И Сталин внезапно почувствовал, как волна ненависти окатила его с головы до ног с такой силой, что он сам испугался этого властного чувства. Самое страшное состояло в том, что ненависть эта была обращена не на женщин вообще, а именно на его жену. «И ненавижу и люблю!» — вдруг вспомнились ему строки из Катулла. Его «Книга лирики» совсем недавно была издана в Москве и теперь стояла на книжной полке в его кремлевской квартире. Строку эту он подчеркнул красной жирной чертой и всякий раз, обращаясь к ней, пытался разгадать непостижимую тайну, почему этот римский поэт, живший еще до нашей эры, на первое место поставил ненависть, а на второе любовь? Случайность, необходимость выдержать стихотворный ритм или точное изображение того, что происходит в реальной жизни? Неизменное соотношение полярных чувств у мужчины и женщины, соединенных друг с другом волею рока? Как и во всем, как и в политике, Сталин и тут прибегал к диалектике, точнее, к спасительной для него диалектике, всегда выручавшей его,— и тогда, когда нужно было громить оппозицию, объяснять массам сложные, противоречивые и запутанные проблемы и когда требовалось во что бы то ни стало доказать недоказуемое.

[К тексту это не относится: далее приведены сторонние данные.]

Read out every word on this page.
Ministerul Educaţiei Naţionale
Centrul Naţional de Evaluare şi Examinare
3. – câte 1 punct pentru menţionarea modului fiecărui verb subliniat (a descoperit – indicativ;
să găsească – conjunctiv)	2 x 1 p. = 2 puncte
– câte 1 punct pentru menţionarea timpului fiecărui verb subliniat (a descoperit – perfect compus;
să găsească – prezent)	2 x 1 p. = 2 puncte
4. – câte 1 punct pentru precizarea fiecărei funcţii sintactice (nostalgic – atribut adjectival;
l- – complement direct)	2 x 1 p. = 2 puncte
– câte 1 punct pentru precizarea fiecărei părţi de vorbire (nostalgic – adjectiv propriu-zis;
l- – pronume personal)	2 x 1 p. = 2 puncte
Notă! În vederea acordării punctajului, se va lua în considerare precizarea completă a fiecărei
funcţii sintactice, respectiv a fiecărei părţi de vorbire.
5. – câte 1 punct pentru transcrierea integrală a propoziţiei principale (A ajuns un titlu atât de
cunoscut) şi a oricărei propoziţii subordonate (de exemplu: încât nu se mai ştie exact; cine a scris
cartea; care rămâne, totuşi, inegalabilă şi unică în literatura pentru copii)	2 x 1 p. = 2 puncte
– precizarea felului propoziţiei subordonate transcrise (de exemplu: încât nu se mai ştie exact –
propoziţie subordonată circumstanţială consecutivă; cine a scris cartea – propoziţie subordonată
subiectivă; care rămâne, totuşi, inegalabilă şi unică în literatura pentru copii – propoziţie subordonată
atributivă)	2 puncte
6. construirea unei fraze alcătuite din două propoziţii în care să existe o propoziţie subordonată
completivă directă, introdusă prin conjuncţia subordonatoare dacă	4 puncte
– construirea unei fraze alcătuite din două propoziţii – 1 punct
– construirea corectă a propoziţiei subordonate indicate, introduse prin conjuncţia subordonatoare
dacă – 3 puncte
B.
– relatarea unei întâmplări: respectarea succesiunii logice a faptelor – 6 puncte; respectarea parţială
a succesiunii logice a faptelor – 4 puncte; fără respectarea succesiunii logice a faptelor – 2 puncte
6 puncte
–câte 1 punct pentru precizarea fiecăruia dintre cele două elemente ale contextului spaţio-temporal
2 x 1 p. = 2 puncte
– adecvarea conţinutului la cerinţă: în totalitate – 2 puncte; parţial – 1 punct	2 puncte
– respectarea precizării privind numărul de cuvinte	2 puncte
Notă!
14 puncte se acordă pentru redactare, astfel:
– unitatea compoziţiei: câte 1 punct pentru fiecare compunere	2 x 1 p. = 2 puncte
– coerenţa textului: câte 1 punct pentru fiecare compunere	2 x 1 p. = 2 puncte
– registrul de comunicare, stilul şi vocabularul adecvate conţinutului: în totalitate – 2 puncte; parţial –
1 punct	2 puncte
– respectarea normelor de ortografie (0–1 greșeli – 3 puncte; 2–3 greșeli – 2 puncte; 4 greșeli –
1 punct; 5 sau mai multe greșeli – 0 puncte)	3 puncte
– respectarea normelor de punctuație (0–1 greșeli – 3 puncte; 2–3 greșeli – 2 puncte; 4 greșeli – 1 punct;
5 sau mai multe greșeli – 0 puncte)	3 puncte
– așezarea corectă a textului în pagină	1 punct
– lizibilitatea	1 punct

«Единство противоположностей,— рассуждал он.— Сила любви измеряется лишь силой ненависти, и оба эти чувства могут, в зависимости от обстоятельств, перетекать одно в другое. Недаром говорится, что от любви до ненависти — один шаг. И, следовательно, от ненависти до любви тоже».

…Ураган за окнами стихал; громыханье тяжелых морских волн, с ненавистью обрушивавшихся на сдерживающий их берег, успокаивало Сталина. Он заснул с чувством умиротворенности.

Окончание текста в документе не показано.